For this first post on the Azande I just want to give some background and their ideas of witchcraft. Once again I feel better quoting Evans-Pritchard directly to get the full feel of what he experienced when he first entered the community:

Azande believe that some people are witches and can injure them in virtue of an inherent quality. A witch performs no rite, utters no spell, and possesses no medicines. An act of witchcraft is a psychic act. They believe also that sorcerers may do them ill by performing magic rites with bad medicines. Azande distinguish clearly between witches and sorcerers (Evans-Pritchard 1).

So right away with his first paragraph in his ethnography we already get the sense that these notions of witchcraft are a lot different than many other witchcraft practices around the world and thus have much different implications to the society.

Throughout the ethnography Evans-Pritchard stresses that there is no problem finding information about witchcraft among the Azande. They talk freely about it and will tell him and the rest of his researches whatever they want to know about the subject. He talks about how the first word he ever heard uttered in the village was “Mangu” which in the Azande language means witchcraft.

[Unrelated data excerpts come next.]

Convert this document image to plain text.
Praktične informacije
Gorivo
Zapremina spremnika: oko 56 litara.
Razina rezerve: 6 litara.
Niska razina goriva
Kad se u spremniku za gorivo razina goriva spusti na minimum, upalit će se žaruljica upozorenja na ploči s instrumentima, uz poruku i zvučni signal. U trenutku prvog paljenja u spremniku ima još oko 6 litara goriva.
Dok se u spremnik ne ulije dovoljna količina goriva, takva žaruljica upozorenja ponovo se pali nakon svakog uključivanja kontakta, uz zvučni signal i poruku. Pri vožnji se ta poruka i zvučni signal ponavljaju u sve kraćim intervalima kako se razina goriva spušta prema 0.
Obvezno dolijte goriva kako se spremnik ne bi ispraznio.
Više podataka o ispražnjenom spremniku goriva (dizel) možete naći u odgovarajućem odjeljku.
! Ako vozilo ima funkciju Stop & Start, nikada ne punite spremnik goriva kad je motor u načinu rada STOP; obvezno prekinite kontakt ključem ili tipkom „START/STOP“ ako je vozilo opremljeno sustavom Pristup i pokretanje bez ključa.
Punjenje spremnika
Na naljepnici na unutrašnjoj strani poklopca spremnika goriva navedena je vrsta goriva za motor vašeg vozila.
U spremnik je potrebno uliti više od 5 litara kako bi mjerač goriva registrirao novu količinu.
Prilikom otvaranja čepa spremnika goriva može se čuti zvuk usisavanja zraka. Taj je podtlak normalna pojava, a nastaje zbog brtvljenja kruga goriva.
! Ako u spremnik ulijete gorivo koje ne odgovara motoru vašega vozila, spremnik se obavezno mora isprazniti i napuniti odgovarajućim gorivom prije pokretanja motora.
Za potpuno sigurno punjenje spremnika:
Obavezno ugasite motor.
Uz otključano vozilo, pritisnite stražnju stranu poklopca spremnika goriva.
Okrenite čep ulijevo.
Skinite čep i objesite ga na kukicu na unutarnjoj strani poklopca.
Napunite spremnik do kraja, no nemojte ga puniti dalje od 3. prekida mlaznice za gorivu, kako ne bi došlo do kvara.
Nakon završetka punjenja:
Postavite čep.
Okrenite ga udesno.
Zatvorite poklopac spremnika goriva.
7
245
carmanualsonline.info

Evans-Pritchard then explains the concept of what a witch is after talking to one Azande village man:

[They] believe that witchcraft is a substance in the bodies of witches… it is difficult to say which organ Azande associate with witchcraft. I have never seen a witchcraft-substance, but it has often been described to me as an oval blackish swelling or a bag in which several various small objects are sometimes found. When Azande describe its shape they often point to the elbow of their bent arm and when they describe its location they point to just beneath the xiphoid cartilage which is said to ‘cover witchcraft-substance.’ They say: “It is attached to the edge of the liver. When people cut open the belly they have to only pierce it and witchcraft-substance bursts through with a pop (Evans-Pritchard 2).

So already we have this picture in our heads of what exactly this witchcraft substance is and the way it is describes isn’t an appealing one. So one could argue that it is something that is considered bad in the society just from the way it is described by the villagers, like it is a tumor or a disease of some kind.

The question then becomes, where does this substance come from? Does it grow within the person or is one born with it? Well the answer is the Azande believe that the witchcraft-substance is inherited. It is passed “…by unilinear descent from parent to child. The sons of a male witch are all witches but his daughters are not, while the daughters of a female witch are all witches but their sons are not.” Evans-Pritchard then goes into more detail about how this biological transmission is one that complements the beliefs of sex among the Azande which is another study all in itself (Evans-Pritchard 2).

So hopefully now you have a better grip on what exactly makes a Azande witch a witch in the eyes of the people. In the next couple of posts I will be outlining how the society views these witches and what happens to them. I then leave you with this notion that the Azande have “[all] death is due to witchcraft and must me avenged” (Evans-Pritchard 5).


E.E. Evans-Pritchard. Witchcraft, Oracles and Magic among the Azande. Oxford University Press, 1976.